Bebé que nació en un baño sigue luchando por su vida

Periodista: Wendy Arias

La lista de cosas que usted ha hecho en 5 días podría ser muy larga. La lista de cosas que ha hecho este bebé en cinco días se resume así: luchar por su vida. De acuerdo con el Hospital de Niños, el bebé de 6 meses de gestación que fue dado a luz en el servicio sanitario de la sucursal del Banco Crédito Agrícola de Cartago, en La Uuruca, se mantiene estable aunque por su condición de prematuro los doctores mantienen una vigilancia estricta de su salud.  El cuerpo médico que atiende al menor calcula que el parto se dió a las 26 semanas, por lo que aún la creatura es asistida con oxígeno.

Aquél 5 de mayo, cuando se dio a conocer este hecho, hubo varios protagonistas que en el anonimato hicieron posible que en estas condiciones insalubres extremas, el pequeñito siguiera con vida.  Una de ellas, el cruzrojista Andrés Fernández, quién estuvo ahí con un sentimiento inagotable de ayudar a la creatura.

Andrés relató a lizethcastro.tv: “Al llegar, se piensan dos cosas, estará vivo o estará muerto. Cuando llegué apenas tuvo fuerza para emitir un llanto y es ahí donde crecen las ganas de socorrer. Cuando ya íbamos en la ambulancia, yo le iba hablando mientras colocaba la máscara de oxígeno, el bebé me tomó el dedo con sus manitas, fue como una electricidad, crece la necesidad de asistir. Entra en juego el sentimiento de rescatista y de padre, solo quiero que esté bien”.
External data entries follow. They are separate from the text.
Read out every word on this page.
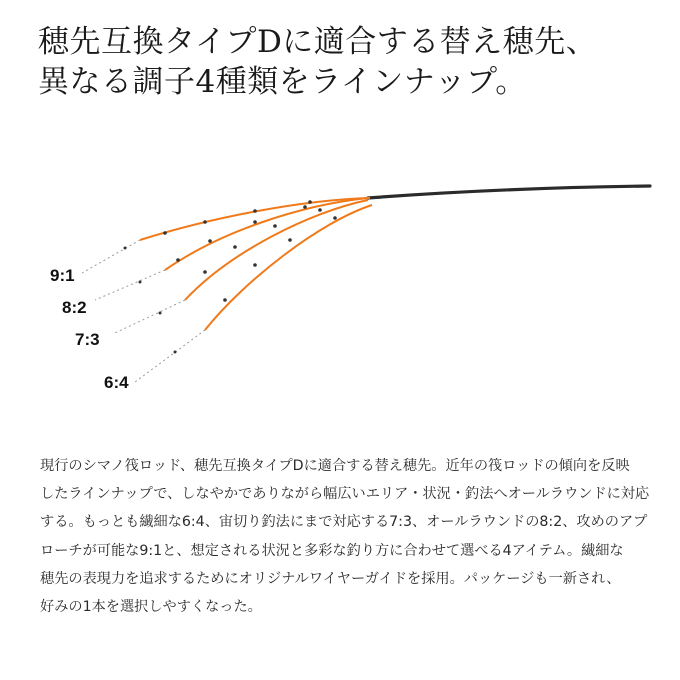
穂先互換タイプDに適合する替え穂先、
異なる調子4種類をラインナップ。
9:1
8:2
7:3
6:4

現行のシマノ筏ロッド、穂先互換タイプDに適合する替え穂先。近年の筏ロッドの傾向を反映
したラインナップで、しなやかでありながら幅広いエリア・状況・釣法へオールラウンドに対応
する。もっとも繊細な6:4、宙切り釣法にまで対応する7:3、オールラウンドの8:2、攻めのアプ
ローチが可能な9:1と、想定される状況と多彩な釣り方に合わせて選べる4アイテム。繊細な
穂先の表現力を追求するためにオリジナルワイヤーガイドを採用。パッケージも一新され、
好みの1本を選択しやすくなった。
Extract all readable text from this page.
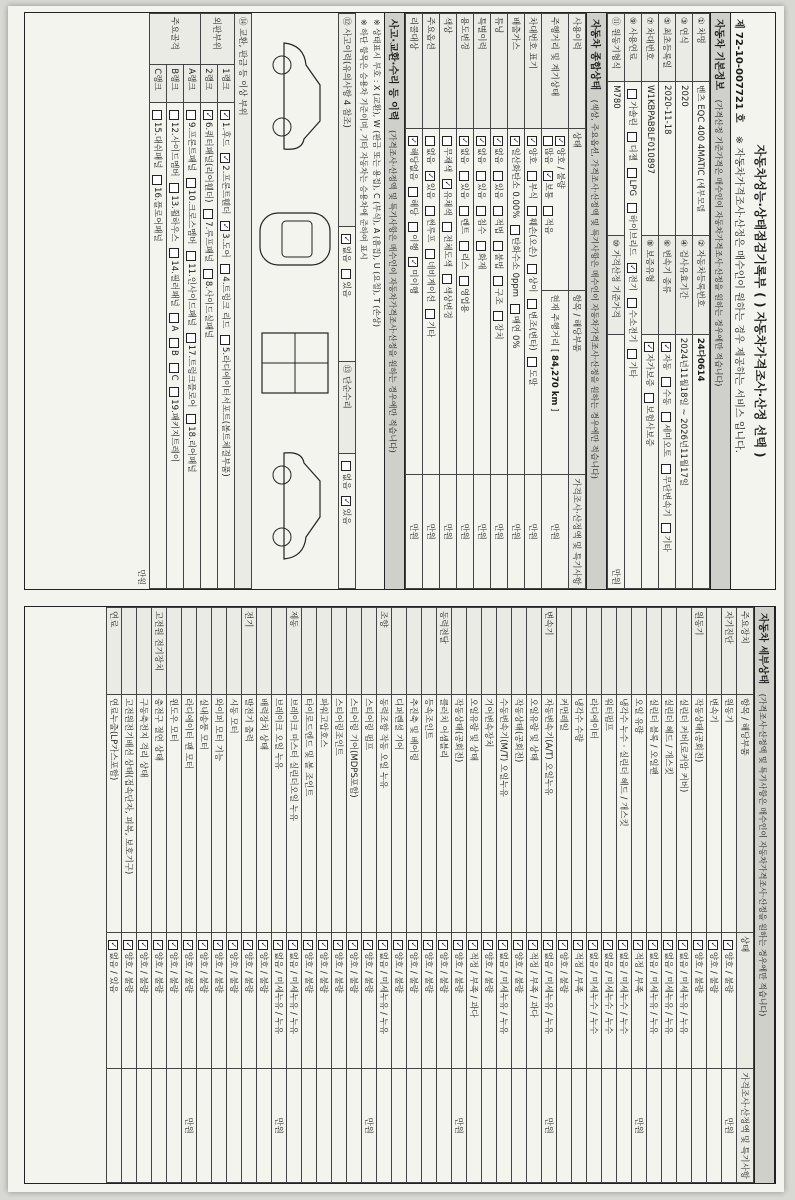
자동차성능·상태점검기록부 ( ) 자동차가격조사·산정 선택 )
제 72-10-007721 호 ※ 자동차가격조사·산정은 매수인이 원하는 경우 제공하는 서비스 입니다.
자동차 기본정보 (가격산정 기준가격은 매수인이 자동차가격조사·산정을 원하는 경우에만 적습니다)
① 차명	벤츠 EQC 400 4MATIC (세부모델	② 자동차등록번호	24다0614
③ 연식	2020	④ 검사유효기간	2024년11월18일 ~ 2026년11월17일
⑤ 최초등록일	2020-11-18	⑥ 변속기 종류	✓자동 수동 세미오토 무단변속기 기타
⑦ 차대번호	W1KBPAB8LF010897	⑧ 보증유형	✓자가보증 보험사보증
⑨ 사용연료	가솔린 디젤 LPG 하이브리드 ✓전기 수소전기 기타
⑪ 원동기형식	M780	⑩ 가격산정 기준가격	만원
자동차 종합상태 (색상, 주요옵션, 가격조사·산정액 및 특기사항은 매수인이 자동차가격조사·산정을 원하는 경우에만 적습니다)
사용이력	상태	항목 / 해당부품	가격조사·산정액 및 특기사항
주행거리 및 계기상태	✓양호 / 불량
많음 ✓보통 적음	현재 주행거리 [ 84,270 km ]	만원
차대번호 표기	✓양호 부식 훼손(오손) 상이 변조(변타) 도말		만원
배출가스	✓일산화탄소 0.00% 탄화수소 0ppm 매연 0%		만원
튜닝	✓없음 있음 적법 불법 구조 장치		만원
특별이력	✓없음 있음 침수 화재		만원
용도변경	✓없음 있음 렌트 리스 영업용		만원
색상	무채색 ✓유채색 전체도색 색상변경		만원
주요옵션	없음 ✓있음 썬루프 네비게이션 기타		만원
리콜대상	✓해당없음 해당 이행 ✓미이행		만원
사고·교환·수리 등 이력 (가격조사·산정액 및 특기사항은 매수인이 자동차가격조사·산정을 원하는 경우에만 적습니다)
※ 상태표시 부호 : X (교환), W (판금 또는 용접), C (부식), A (흠집), U (요철), T (손상)
※ 하단 항목은 승용차 기준이며, 기타 자동차는 승용차에 준하여 표시
⑫ 사고이력(유의사항 4 참조)	✓없음 있음	⑬ 단순수리	없음 ✓있음
⑭ 교환, 판금 등 이상 부위		
외판부위	1랭크	✓1.후드 ✓2.프론트휀더 ✓3.도어 4.트렁크 리드 5.라디에이터서포트(볼트체결부품)
	2랭크	✓6.쿼터패널(리어휀더) 7.루프패널 8.사이드실패널
주요골격	A랭크	9.프론트패널 10.크로스멤버 11.인사이드패널 17.트렁크플로어 18.리어패널
	B랭크	12.사이드멤버 13.휠하우스 14.필러패널 A B C 19.패키지트레이
	C랭크	15.대쉬패널 16.플로어패널
만원
자동차 세부상태 (가격조사·산정액 및 특기사항은 매수인이 자동차가격조사·산정을 원하는 경우에만 적습니다)
주요장치	항목 / 해당부품	상태	가격조사·산정액 및 특기사항
자기진단	원동기	✓양호 / 불량	만원
	변속기	✓양호 / 불량	
원동기	작동상태(공회전)	✓양호 / 불량	
	실린더 커버(로커암 커버)	✓없음 / 미세누유 / 누유	
	실린더 헤드 / 개스킷	✓없음 / 미세누유 / 누유	
	실린더 블록 / 오일팬	✓없음 / 미세누유 / 누유	
	오일 유량	✓적정 / 부족	만원
	냉각수 누수 · 실린더 헤드 / 개스킷	✓없음 / 미세누수 / 누수	
	워터펌프	✓없음 / 미세누수 / 누수	
	라디에이터	✓없음 / 미세누수 / 누수	
	냉각수 수량	✓적정 / 부족	
	커먼레일	✓양호 / 불량	
변속기	자동변속기(A/T) 오일누유	✓없음 / 미세누유 / 누유	만원
	오일유량 및 상태	✓적정 / 부족 / 과다	
	작동상태(공회전)	✓양호 / 불량	
	수동변속기(M/T) 오일누유	✓없음 / 미세누유 / 누유	
	기어변속장치	✓양호 / 불량	
	오일유량 및 상태	✓적정 / 부족 / 과다	
	작동상태(공회전)	✓양호 / 불량	만원
동력전달	클러치 어셈블리	✓양호 / 불량	
	등속조인트	✓양호 / 불량	
	추진축 및 베어링	✓양호 / 불량	
	디퍼렌셜 기어	✓양호 / 불량	
조향	동력조향 작동 오일 누유	✓없음 / 미세누유 / 누유	
	스티어링 펌프	✓양호 / 불량	만원
	스티어링 기어(MDPS포함)	✓양호 / 불량	
	스티어링조인트	✓양호 / 불량	
	파워고압호스	✓양호 / 불량	
	타이로드엔드 및 볼 조인트	✓양호 / 불량	
제동	브레이크 마스터 실린더오일 누유	✓없음 / 미세누유 / 누유	
	브레이크 오일 누유	✓없음 / 미세누유 / 누유	만원
	배력장치 상태	✓양호 / 불량	
전기	발전기 출력	✓양호 / 불량	
	시동 모터	✓양호 / 불량	
	와이퍼 모터 기능	✓양호 / 불량	
	실내송풍 모터	✓양호 / 불량	
	라디에이터 팬 모터	✓양호 / 불량	만원
	윈도우 모터	✓양호 / 불량	
고전원 전기장치	충전구 절연 상태	✓양호 / 불량	
	구동축전지 격리 상태	✓양호 / 불량	
	고전원전기배선 상태(접속단자, 피복, 보호기구)	✓양호 / 불량	
연료	연료누출(LP가스포함)	✓없음 / 있음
El socorrista de 36 años de edad, trabaja para la Cruz Roja desde hace 23 años, es casado y padre de un niño de cuatro años. Asegura que todas las emergencias en las que ha participado han sido distintas, pero que tienen en común la gratificación de ayudar.  El rescate de este bebé, dice él, fue una labor de equipo: “Todos ahí actuaron con el corazón, lo arroparon y mantuvieron con la placenta y cordón umbilical mientras llegábamos. Nosotros vamos para ayudar y llevarlos a tiempo a un  hospital, pero las emociones también son parte de los socorristas, sin distinción, pero sobre todo con niños. En este caso, el bebé prematuro que estaba sin su madre, queriendo vivir a pesar de no estar del todo desarrollado, es un sentimiento inexplicable”.

Este vecino de Turrialba quien trabaja en la sede de León Trece, afirma que ama su trabajo porque en él continúa viva la razón con la que vive cada día: la misión de ayudar. “Es parte de mi vida y de mi corazón. La Cruz Roja es una familia que está en todo lado para todos”.

Y como la vida es dar y recibir, al regreso de su casa, aquél 5 de mayo, Andrés tuvo una bella sorpresa:  su hijo le esperó en su casa, vestido con un pequeño uniforme  de cruzrojista, ya que anhela convertirse en uno más de esos hombres y mujeres,  que en medio de distintas emociones, tienen la convicción de que nacieron para tender una mano.